Chiral discrimination in electronic energy-transfer processes is investigated for a series of systems in which the energy donors and acceptors are dissymmetric metal complexes. The sample systems contain a racemic mixture of luminescent donor complexes in solution with an enantiomerically resolved concentration of nonluminescent acceptor complexes. Chiral discrimination in the donor-acceptor electronic energy-transfer processes produces differential quenching kinetics for the two enantiomeric structures in the donor excited-state population, and these quenching kinetics are characterized by time-resolved chiroptical luminescence (TR-CL) measurements. The rate parameters obtained from these measurements provide a basis for assessing the degree and sense of chiral recognition between the dissymmetric donor and acceptor complexes in solution. Four different donor complexes and four different acceptor complexes are examined in this study. The donor complexes are Eu(dpa)3(3-), Tb(dpa)3(3-), Eu(cda)3(6-), and Tb(cda)3(6-), where dpa = dipicolinate dianion and cda = chelidamate trianion. Among these complexes there are significant differences in electronic state structures (between the Eu3+ and Tb3+ complexes) and in net charge (between the dpa and cda complexes), but the size, shape, and stereochemical properties of these complexes are very similar. In contrast, the acceptor complexes employed in this study have identical net charges and similar electronic state structures, but they differ significantly with respect to size, shape, and stereochemical details.

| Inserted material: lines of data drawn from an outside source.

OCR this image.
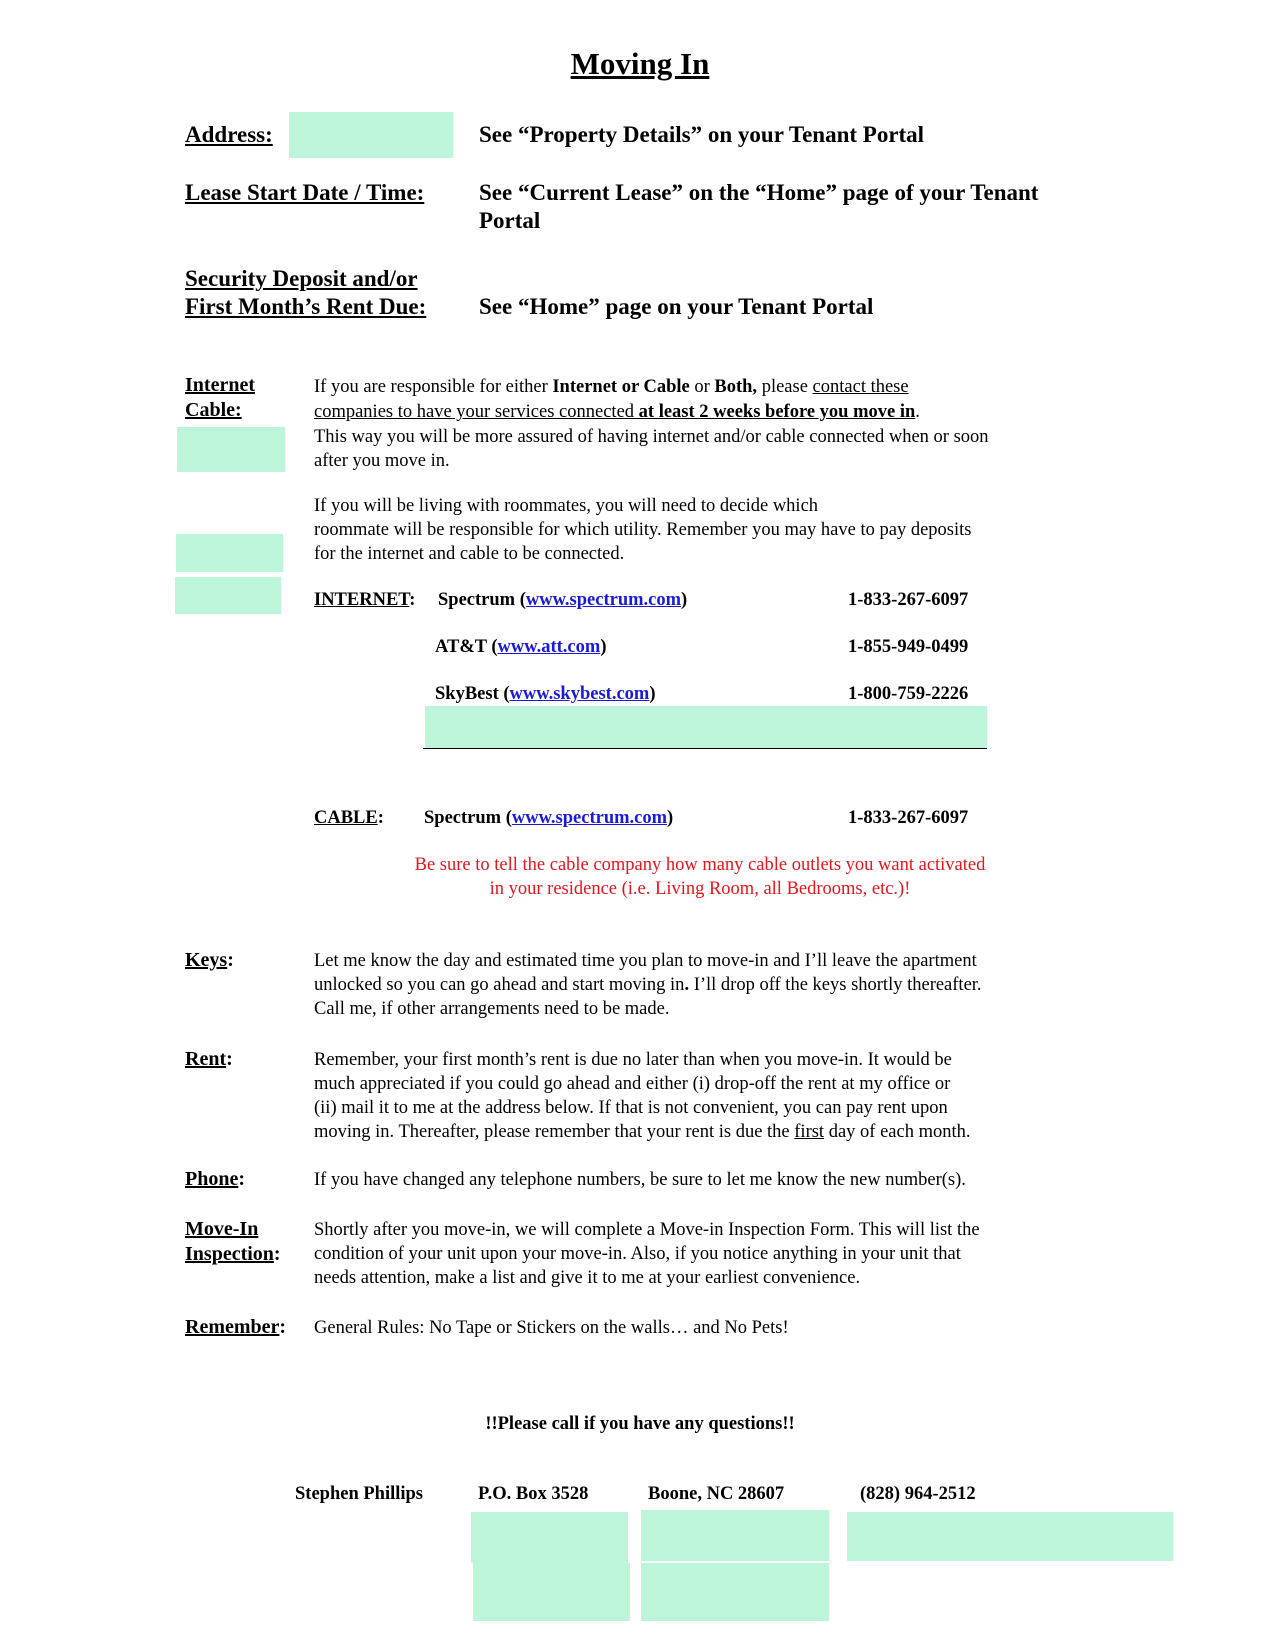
Moving In
Address:	See “Property Details” on your Tenant Portal
Lease Start Date / Time: See “Current Lease” on the “Home” page of your Tenant
Portal
Security Deposit and/or
First Month’s Rent Due: See “Home” page on your Tenant Portal
Internet
Cable:
If you are responsible for either Internet or Cable or Both, please contact these
companies to have your services connected at least 2 weeks before you move in.
This way you will be more assured of having internet and/or cable connected when or soon
after you move in.
If you will be living with roommates, you will need to decide which
roommate will be responsible for which utility. Remember you may have to pay deposits
for the internet and cable to be connected.
INTERNET: Spectrum (www.spectrum.com)	1-833-267-6097
AT&T (www.att.com)	1-855-949-0499
SkyBest (www.skybest.com)	1-800-759-2226
CABLE: Spectrum (www.spectrum.com)	1-833-267-6097
Be sure to tell the cable company how many cable outlets you want activated
in your residence (i.e. Living Room, all Bedrooms, etc.)!
Keys:	Let me know the day and estimated time you plan to move-in and I’ll leave the apartment
unlocked so you can go ahead and start moving in. I’ll drop off the keys shortly thereafter.
Call me, if other arrangements need to be made.
Rent:	Remember, your first month’s rent is due no later than when you move-in. It would be
much appreciated if you could go ahead and either (i) drop-off the rent at my office or
(ii) mail it to me at the address below. If that is not convenient, you can pay rent upon
moving in. Thereafter, please remember that your rent is due the first day of each month.
Phone:	If you have changed any telephone numbers, be sure to let me know the new number(s).
Move-In
Inspection:
Shortly after you move-in, we will complete a Move-in Inspection Form. This will list the
condition of your unit upon your move-in. Also, if you notice anything in your unit that
needs attention, make a list and give it to me at your earliest convenience.
Remember: General Rules: No Tape or Stickers on the walls… and No Pets!
!!Please call if you have any questions!!
Stephen Phillips	P.O. Box 3528	Boone, NC 28607	(828) 964-2512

These complexes are optical isomers of Co(en)33+, Co(en)2(R,R-chxn)3+, Co(en)(R,R-chxn)2(3+), and Co(R,R-chxn)3(3+), Where en = ethylenediamine and R,R-chxn = trans-(1R,2R)-1,2-diaminocyclohexane. The quenching data obtained in this study show large variations among the 16 different donor-acceptor systems investigated, and these variations include changes in both the degree and sense of enantioselective quenching. The observed variations in quenching behavior are correlated with a number of donor and acceptor properties, including charge, size, shape, elements of structural chirality, and the donor and acceptor electronic state structures relevant to resonance energy-transfer processes.